The church of the Nativity of the All-holy Theotokos in Kryvyi Rih was opened in 1886 by a local rural society as a prayer house. It was named for the birth of the Blessed Virgin Mary by Saints Joachim and Anne. Celebration of this feast day on the 8th of September coincided in the folk calendar with the finishing of the main fieldworks and Harvest Thanksgiving. The street where the church was situated also was named after the Nativity of the Theotokos. The church belonged to the Shyrokedeanery in the Khersonuyezd of the Kherson Governorate of the Russian Empire. A parish of the church included 250 houses in Kryvyi Rih and also 2 villages in the neighbouring Yekaterinoslav Governorate – Shmakovo and Dubovaia Balka. It had nearly 2,700 people. The clergy of the church consisted of a priest and a cantor-reader. There were also a churchwarden and a parish guardianship that together helped to the clergy with economic business. One of the parsons – priest Vladimir Babura – was a famous homilist and publicist in the country. His articles and collections of sermons were published in Odessa, Kyiv, Moscow and St. Petersburg. Since 1897 there was a grammar school at the church that later received the status of a parochial school. There pupils studied Russian, calligraphy, arithmetic, religion, Slavonic reading and singing. In the beginning of the 20th century, there were 50 children studying at the school – 30 boys and 20 girls.
Soviet period
With the beginning of the Russian Revolution, parson priest Mikhail Pukhalsky was killed together with his wife Maria after three hours of torture in his parsonage at the churchyard in March 1918. In 1922, Bolsheviks confiscated church items. During this period, the number of active parishioners was 540 persons in 1924. In 1929, the town executive committee received peasant's requests for turning the church into a rural club, and in 1930, the possibility of founding an antireligious university on its base was also considered.

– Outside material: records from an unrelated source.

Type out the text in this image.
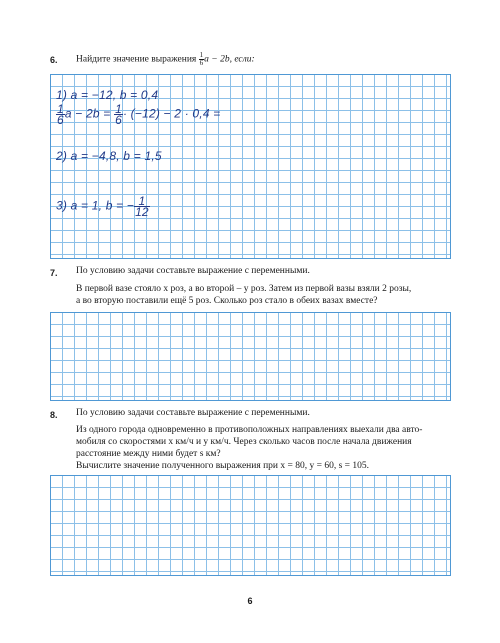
6. Найдите значение выражения $\frac{1}{6}$ a − 2b, если:
1) a = −12, b = 0,4
$\frac{1}{6}$ $a - 2b = \frac{1}{6} \cdot (-12) - 2 \cdot 0,4$ =
2) a = −4,8, b = 1,5
3) a = 1, b = − $\frac{1}{12}$
7. По условию задачи составьте выражение с переменными.
В первой вазе стояло x роз, а во второй – y роз. Затем из первой вазы взяли 2 розы,
а во вторую поставили ещё 5 роз. Сколько роз стало в обеих вазах вместе?
8. По условию задачи составьте выражение с переменными.
Из одного города одновременно в противоположных направлениях выехали два авто-
мобиля со скоростями x км/ч и y км/ч. Через сколько часов после начала движения
расстояние между ними будет s км?
Вычислите значение полученного выражения при x = 80, y = 60, s = 105.
6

These plans failed, and the church was closed only in 1935. Later, it was refitted into a receiver-distributor for juvenile offenders and repressed parents’ children. But even after the closing of the church, the Nativity of the Theotokos parish did not finish its existence. Services were held in a private's house on 18 Kirov Street until in 1938 all clergy was repressed by agencies of the NKVD. Only at the time of the German occupation could the congregation renew its church life. In December 1941, the faithful people were given a building of a primary school on 45 Shyrokovska Street, and after the Second World War they bought a house on 60 Lenin Street where they equipped a complete prayer house. In this period, the parish had 4,000 members and was headed by archpriest Stefan Yanovsky, who was also the Dean of the Kryvyi Rih district of the Dnipropetrovs’kdiocese. At this time the prayer house performed the function of the cathedral. It was in existence until Khrushchev's anti-religious campaign and was closed in 1961.
Present
The church was reopened on the 7th of February 1991 when the process of giving back the complex of buildings to its former owners began. At that time, the forming of a new architectural ensemble of the church began: a central dome was installed in 1995; a bell tower was erected in 1997-2000; a spiritual enlightenment centre was built in 2001-2004; a churchyard was arranged and a church gate was built in 2006-2008; the church was reconstructed and its interior was totally renewed in 2010-2011; and the second building of the spiritual enlightenment centre was started in 2014. With the restoration of the church, an active parish life began. Between 1991 and 2005, several parish activities were founded, such as a Sunday school, a church library, a parish newspaper, a charter of the Sisters of Mercy, a summer camp, an Orthodox youth brotherhood, and an annual festival of Ukrainian and church culture. The largest feature of the parish today is the church's Sunday school. About 150 children study the Bible and religion in six classes. In the spiritual enlightenment centre, there are youth and two children's choirs along with art studio which have become laureates of All-Ukrainian and international festivals and competitions. Active publishing activity is also carried out. Publications range from studies about churches in Kryvyi Rih, educational programmes and methodological recommendations for Sunday schools, and a musical collection with hymns and songs for a choir outside of the Liturgy. The architectural ensemble of the church became one of the "visiting cards" of the city for inhabitants and guests. Kryvyi Rih painters such as Ivan Avramenko, Dmytrii Grybok, Alexander Udovenko and Oksana Kolos found creative inspiration for their painting there. Archpriest Anatolii Ryzhenko has been the parson of the church since 1991. Since the moment the church was restored, twenty natives from the congregation have become clergymen.